The reason for using BERT-based models is its ability to model complex linguistic features, particularly in natural language understanding. BERT-based methods use a bidirectional attention mechanism to consider the preceding and succeeding words when encoding sentences [15]. This bidirectional processing enables BERT to capture the subtle changes in tone, intent, and context that are often critical to identify sarcasm. It has shown in various works that BERT-based models' better performance in sarcasm detection [3] [14]. To identify sarcasm, both literal meaning and implied meaning is needed. BERT-based methods' ability to capture intricate contextual cues makes it an ideal candidate for this task. Moreover, its fine-tuning capability allows it to adapt to specific datasets, making each expert network in the MoE to specialize in specific features of sarcastic expressions without requiring architectural modifications for tasks.

/word/media/image1.png

Figure 1: Proposed MoE model architecture for sarcasm detection

3.2. Gating Mechanism

Another important component of MoE is a gating network. It determines which and how input tokens are sent to the expert network.
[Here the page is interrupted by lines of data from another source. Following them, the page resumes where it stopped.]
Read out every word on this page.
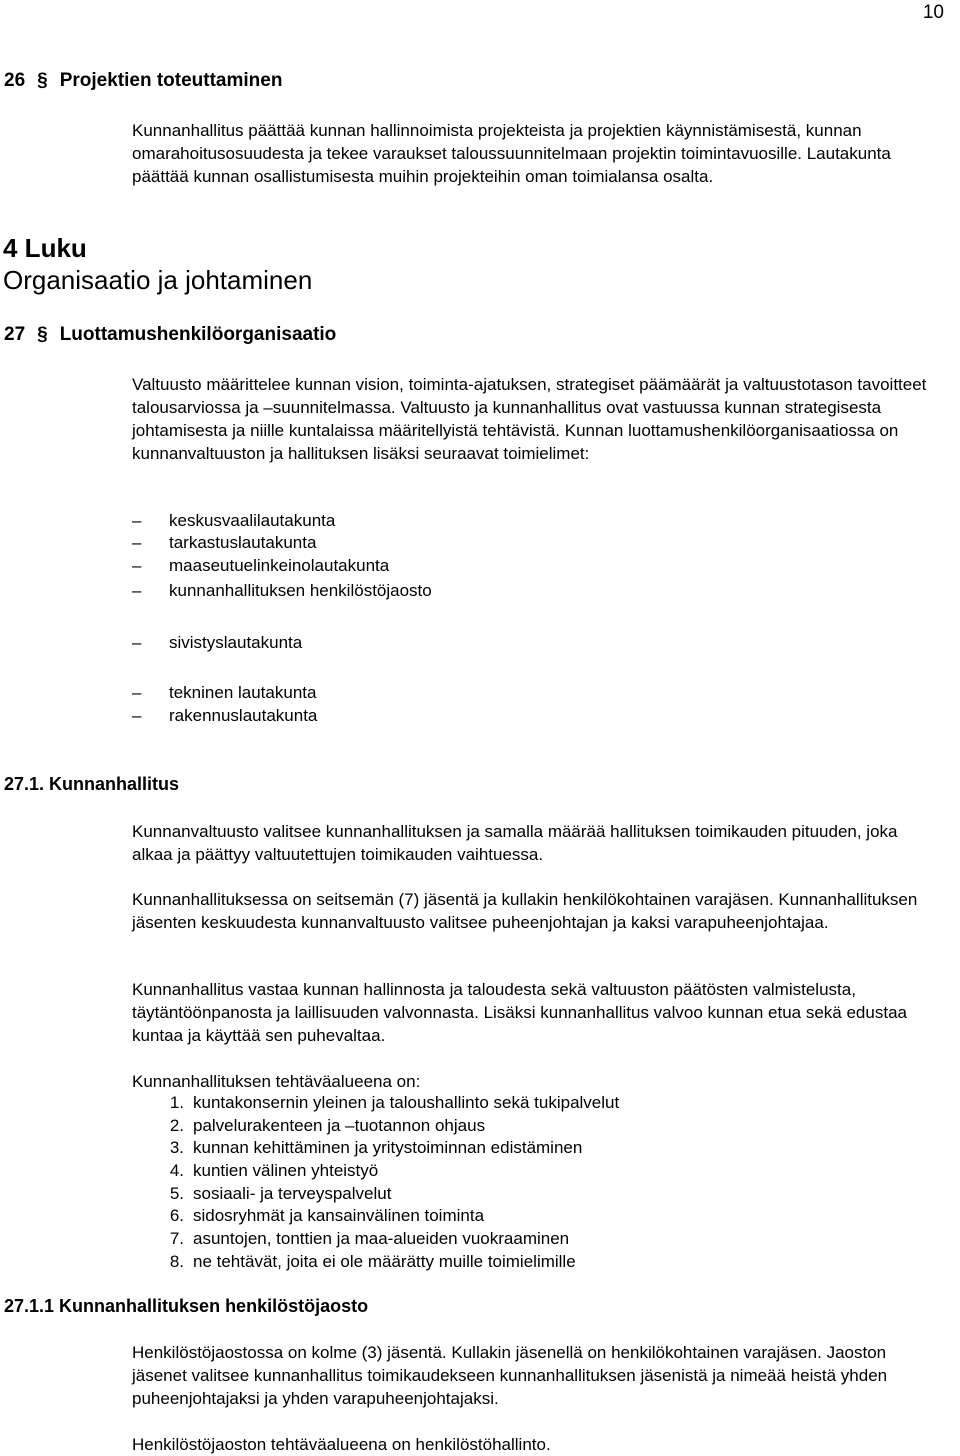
10
26 § Projektien toteuttaminen
Kunnanhallitus päättää kunnan hallinnoimista projekteista ja projektien käynnistämisestä, kunnan omarahoitusosuudesta ja tekee varaukset taloussuunnitelmaan projektin toimintavuosille. Lautakunta päättää kunnan osallistumisesta muihin projekteihin oman toimialansa osalta.
4 Luku
Organisaatio ja johtaminen
27 § Luottamushenkilöorganisaatio
Valtuusto määrittelee kunnan vision, toiminta-ajatuksen, strategiset päämäärät ja valtuustotason tavoitteet talousarviossa ja –suunnitelmassa. Valtuusto ja kunnanhallitus ovat vastuussa kunnan strategisesta johtamisesta ja niille kuntalaissa määritellyistä tehtävistä. Kunnan luottamushenkilöorganisaatiossa on kunnanvaltuuston ja hallituksen lisäksi seuraavat toimielimet:
– keskusvaalilautakunta
– tarkastuslautakunta
– maaseutuelinkeinolautakunta
– kunnanhallituksen henkilöstöjaosto
– sivistyslautakunta
– tekninen lautakunta
– rakennuslautakunta
27.1. Kunnanhallitus
Kunnanvaltuusto valitsee kunnanhallituksen ja samalla määrää hallituksen toimikauden pituuden, joka alkaa ja päättyy valtuutettujen toimikauden vaihtuessa.
Kunnanhallituksessa on seitsemän (7) jäsentä ja kullakin henkilökohtainen varajäsen. Kunnanhallituksen jäsenten keskuudesta kunnanvaltuusto valitsee puheenjohtajan ja kaksi varapuheenjohtajaa.
Kunnanhallitus vastaa kunnan hallinnosta ja taloudesta sekä valtuuston päätösten valmistelusta, täytäntöönpanosta ja laillisuuden valvonnasta. Lisäksi kunnanhallitus valvoo kunnan etua sekä edustaa kuntaa ja käyttää sen puhevaltaa.
Kunnanhallituksen tehtäväalueena on:
1. kuntakonsernin yleinen ja taloushallinto sekä tukipalvelut
2. palvelurakenteen ja –tuotannon ohjaus
3. kunnan kehittäminen ja yritystoiminnan edistäminen
4. kuntien välinen yhteistyö
5. sosiaali- ja terveyspalvelut
6. sidosryhmät ja kansainvälinen toiminta
7. asuntojen, tonttien ja maa-alueiden vuokraaminen
8. ne tehtävät, joita ei ole määrätty muille toimielimille
27.1.1 Kunnanhallituksen henkilöstöjaosto
Henkilöstöjaostossa on kolme (3) jäsentä. Kullakin jäsenellä on henkilökohtainen varajäsen. Jaoston jäsenet valitsee kunnanhallitus toimikaudekseen kunnanhallituksen jäsenistä ja nimeää heistä yhden puheenjohtajaksi ja yhden varapuheenjohtajaksi.
Henkilöstöjaoston tehtäväalueena on henkilöstöhallinto.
The gating network is trained to be a dynamic selection system that decides the relevance of each expert for a given input so that the outputs from most relevant experts are combined to provide the final output.

The general MoE structure contains multiple expert functions, denoted as \( {f_{1}},{f_{2}},…,{f_{n}} \) where each expert function \( {f_{i}} \) takes the same input \( x \) and generates output \( {f_{i}}(x) \) . The gating function \( w \) also takes \( x \) as input and produces a vector of outputs of the weights assigned to the experts: \( w(x)=({w_{1}}(x),{w_{2}}(x),…,{w_{n}}(x)) \) . We represent the vector of parameters by \( θ=({θ_{0}},{θ_{1}},…,{θ_{n}}) \) , where \( {θ_{0}} \) being the gating function’s parameters. For the given input \( x \) , the model combines the outputs of all experts with corresponding and produce an aggregated output. This allows the model to integrate diverse expertise dynamically based on the input.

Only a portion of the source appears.